Il virus della violenza si combatte anche rigenerando la fiducia Un senso di insicurezza si insinua nelle pieghe della nostra vita quotidiana. La paura di prendere la metropolitana, la rinuncia a partecipare a un evento pubblico, la tentazione di chiudersi in casa immaginando di poter lasciare il mondo – con tutto il suo carico di violenza – là fuori.
Ma c’è poco da fare: i virus, lo sappiamo, penetrano invisibilmente nella nostra mente e nei nostri cuori. Ce li troviamo addosso, ne sentiamo il peso.

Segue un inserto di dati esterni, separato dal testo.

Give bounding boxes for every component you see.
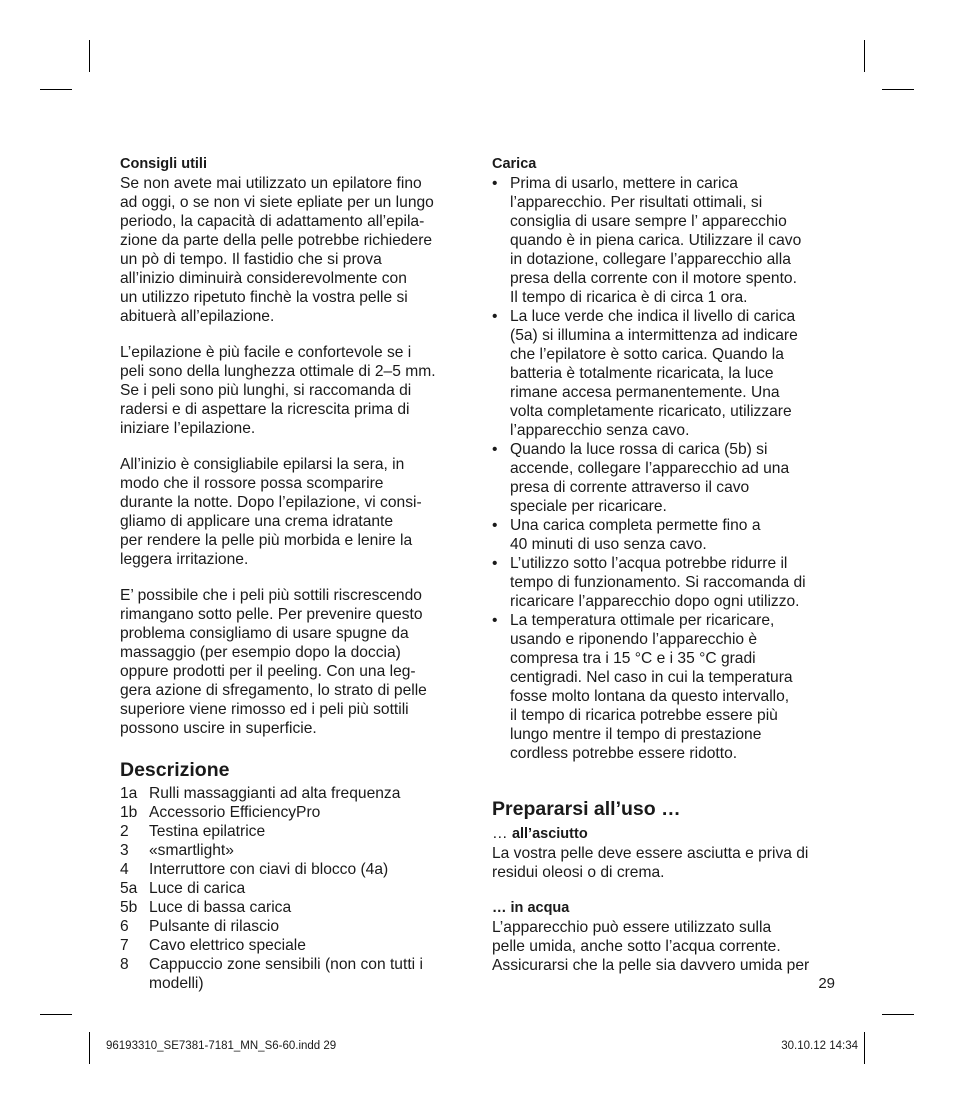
item-number: 2 <box>120 823 129 840</box>
list-item <box>120 936 470 955</box>
tips-paragraph-1: Se non avete mai utilizzato un epilatore fino ad oggi, o se non vi siete epliate per un lungo periodo, la capacità di adattamento all’epila- zione da parte della pelle potrebbe richiedere un pò di tempo. Il fastidio che si prova all’inizio diminuirà considerevolmente con un utilizzo ripetuto finchè la vostra pelle si abituerà all’epilazione. <box>120 175 434 325</box>
item-text: Pulsante di rilascio <box>149 918 280 935</box>
item-number: 8 <box>120 956 129 973</box>
item-number: 6 <box>120 918 129 935</box>
footer-file-info: 96193310_SE7381-7181_MN_S6-60.indd 29 <box>106 1040 337 1052</box>
bullet-icon: • <box>492 555 498 572</box>
list-item <box>120 784 470 803</box>
dry-prefix: … <box>492 825 512 842</box>
crop-mark-bottom-right-v <box>864 1032 865 1064</box>
item-number: 7 <box>120 937 129 954</box>
list-item <box>120 841 470 860</box>
item-text: Interruttore con ciavi di blocco (4a) <box>149 861 389 878</box>
right-column <box>492 155 844 975</box>
item-number: 5b <box>120 899 138 916</box>
prepare-heading: Prepararsi all’uso … <box>492 798 681 820</box>
list-item <box>120 803 470 822</box>
crop-mark-top-left-h <box>40 89 72 90</box>
crop-mark-top-left-v <box>89 40 90 72</box>
left-column <box>120 155 470 993</box>
description-heading: Descrizione <box>120 759 230 781</box>
list-item <box>492 516 844 554</box>
list-item <box>120 898 470 917</box>
item-number: 1a <box>120 785 138 802</box>
item-number: 3 <box>120 842 129 859</box>
dry-heading: all’asciutto <box>511 826 588 842</box>
bullet-text: La luce verde che indica il livello di carica (5a) si illumina a intermittenza ad indicare che l’epilatore è sotto carica. Quando la batteria è totalmente ricaricata, la luce rimane accesa permanentemente. Una volta completamente ricaricato, utilizzare l’apparecchio senza cavo. <box>510 308 798 439</box>
list-item <box>492 174 844 307</box>
bullet-icon: • <box>492 441 498 458</box>
list-item <box>120 917 470 936</box>
description-list <box>120 784 470 993</box>
crop-mark-bottom-left-v <box>89 1032 90 1064</box>
bullet-icon: • <box>492 175 498 192</box>
item-text: Accessorio EfficiencyPro <box>149 804 321 821</box>
bullet-text: Una carica completa permette fino a 40 minuti di uso senza cavo. <box>510 517 761 553</box>
item-number: 4 <box>120 861 129 878</box>
list-item <box>492 554 844 611</box>
bullet-text: L’utilizzo sotto l’acqua potrebbe ridurre il tempo di funzionamento. Si raccomanda di ricaricare l’apparecchio dopo ogni utilizzo. <box>510 555 806 610</box>
charging-heading: Carica <box>492 156 537 172</box>
item-text: Testina epilatrice <box>149 823 266 840</box>
list-item <box>120 860 470 879</box>
item-text: Cavo elettrico speciale <box>149 937 306 954</box>
list-item <box>120 879 470 898</box>
item-number: 5a <box>120 880 138 897</box>
dry-text: La vostra pelle deve essere asciutta e priva di residui oleosi o di crema. <box>492 845 809 881</box>
dry-subheading <box>492 824 844 844</box>
bullet-icon: • <box>492 308 498 325</box>
list-item <box>492 440 844 516</box>
list-item <box>492 307 844 440</box>
item-text: «smartlight» <box>149 842 234 859</box>
bullet-text: La temperatura ottimale per ricaricare, usando e riponendo l’apparecchio è compresa tra i 15 °C e i 35 °C gradi centigradi. Nel caso in cui la temperatura fosse molto lontana da questo intervallo, il tempo di ricarica potrebbe essere più lungo mentre il tempo di prestazione cordless potrebbe essere ridotto. <box>510 612 793 762</box>
bullet-text: Prima di usarlo, mettere in carica l’apparecchio. Per risultati ottimali, si consiglia di usare sempre l’ apparecchio quando è in piena carica. Utilizzare il cavo in dotazione, collegare l’apparecchio alla presa della corrente con il motore spento. Il tempo di ricarica è di circa 1 ora. <box>510 175 802 306</box>
list-item <box>120 822 470 841</box>
charging-bullet-list <box>492 174 844 763</box>
crop-mark-bottom-left-h <box>40 1014 72 1015</box>
item-text: Luce di carica <box>149 880 246 897</box>
wet-text: L’apparecchio può essere utilizzato sulla pelle umida, anche sotto l’acqua corrente. Assicurarsi che la pelle sia davvero umida per <box>492 919 810 974</box>
crop-mark-bottom-right-h <box>882 1014 914 1015</box>
tips-heading: Consigli utili <box>120 156 207 172</box>
tips-paragraph-4: E’ possibile che i peli più sottili riscrescendo rimangano sotto pelle. Per prevenire questo problema consigliamo di usare spugne da massaggio (per esempio dopo la doccia) oppure prodotti per il peeling. Con una leg- gera azione di sfregamento, lo strato di pelle superiore viene rimosso ed i peli più sottili possono uscire in superficie. <box>120 587 427 737</box>
item-number: 1b <box>120 804 138 821</box>
item-text: Rulli massaggianti ad alta frequenza <box>149 785 401 802</box>
item-text: Luce di bassa carica <box>149 899 292 916</box>
bullet-icon: • <box>492 612 498 629</box>
bullet-icon: • <box>492 517 498 534</box>
tips-paragraph-2: L’epilazione è più facile e confortevole se i peli sono della lunghezza ottimale di 2–5 mm. Se i peli sono più lunghi, si raccomanda di radersi e di aspettare la ricrescita prima di iniziare l’epilazione. <box>120 344 436 437</box>
crop-mark-top-right-h <box>882 89 914 90</box>
footer-date-time: 30.10.12 14:34 <box>781 1040 858 1052</box>
page-number: 29 <box>818 975 835 992</box>
bullet-text: Quando la luce rossa di carica (5b) si accende, collegare l’apparecchio ad una presa di corrente attraverso il cavo speciale per ricaricare. <box>510 441 790 515</box>
crop-mark-top-right-v <box>864 40 865 72</box>
wet-heading: … in acqua <box>492 900 570 916</box>
tips-paragraph-3: All’inizio è consigliabile epilarsi la sera, in modo che il rossore possa scomparire durante la notte. Dopo l’epilazione, vi consi- gliamo di applicare una crema idratante per rendere la pelle più morbida e lenire la leggera irritazione. <box>120 456 422 568</box>
item-text: Cappuccio zone sensibili (non con tutti i modelli) <box>149 956 423 992</box>
list-item <box>120 955 470 993</box>
list-item <box>492 611 844 763</box>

È questa la vera posta in gioco della sequenza infinita di attentati terroristici che colpiscono i momenti e i luoghi più disparati della nostra vita insieme: cambiarci dal di dentro, aumentare la diffidenza nei confronti di chi incontriamo per strada; o, peggio sviluppare sentimenti di odio e di rancore nei confronti di chi viene da una terra lontana o professa una religione differente. È questa infezione che i terroristi vogliono trasmetterci.
Ed è questo il morbo che dobbiamo impegnarci a combattere. Siamo dunque di fronte a una sfida nuova: in epoche passate, la vita poteva essere messa a repentaglio dall’attacco repentino di un gruppo di briganti che saccheggiavano e distruggevano intere comunità. Con la formazione degli Stati nazionali avevamo pensato di essere riusciti a costruire uno spazio politico dove la violenza poteva essere controllata, creando così condizioni di una vita più sicura per tutti. E oggi invece ci tocca scoprire che la malvagità trova sempre vie nuove per riemergere, costringendoci – come individui e come società – a confrontarci di nuovo col mistero dell’animo umano.
La forma del terrore che stiamo conoscendo in questi anni è plasmata dalla tecnologia di cui oggi disponiamo. Nella società polverizzata nella quale viviamo è la combinazione pericolosa tra la comunicazione che circola liberamente nella rete e la possibilità di viaggiare e spostarsi per tutti gli angoli del mondo a creare le condizioni di quel nuovo tipo di terrorismo molecolare – impalpabile e imprevedibile – di cui quasi settimanalmente ormai abbiamo notizia. Come non si stanca di ripetere papa Francesco, la causa profonda di quanto succede non va cercata tanto nelle religioni, ma nelle odiose strumentalizzazioni che di esse vengono fatte.
Un virus dunque. Come quelli che colpiscono il nostro corpo debilitandolo senza che ce ne accorgiamo; o che si infilano nei nostri personal computer bloccandoli e rendendoli inutilizzabili. Siamo sorpresi, frastornati. Qualcuno pensa che edificando dei muri sia possibile separare il male dal bene. Ma siamo sicuri che sia questo il modo migliore per debellare il virus che è fuori ma ormai anche dentro di noi? La questione di fondo è che siamo chiamati da quest’ora della storia a ridiscutere nuovamente i termini dello stare insieme: sapendo che i virus si combattono con pazienza e metodicità, lavorando su tutti i fattori che ci proteggono dai loro attacchi ma che soprattutto li prevengono. Il problema è capire come superare questa stagione limitando il numero di vittime ed evitando che l’infezione si propaghi fino a cambiare la forma stessa della nostra società.
Per questo, nel chiedere che le forze dell’ordine e la politica facciano nel modo migliore il loro mestiere – domandando a tutti la massima responsabilità nell’uso delle parole e delle immagini – è altresì necessario che noi, come singoli cittadini, come gruppi e associazioni della società civile, come imprese e come istituzioni, non ci blocchiamo davanti al male. Il virus si combatte potenziando gli anticorpi. Che nel caso in questione sono rappresentati dalla responsabilità che ciascuno ha di non cedere alla paura e all’odio. E, in positivo, di dare il proprio contributo per rigenerare la fiducia nelle relazioni di ogni giorno, nel mantenere aperti i canali del dialogo e nel combattere le dinamiche di esclusione dalle quali la violenza nichilista trae vigore. Come sempre nella storia, anche oggi in gioco c’è il confronto tra la vita la morte.
Contrastare quel sentimento di paura che gli attentatori vogliono moltiplicare significa rimanere saldi nel pensare che il terrorismo sarà vinto perché, come tutte le forme del male, distrugge ma non costruisce. Anche se, come la storia insegna, l’attrazione della morte continua a esercitare il suo fascino, non smettiamo di credere che sarà la vita ad avere l’ultima parola.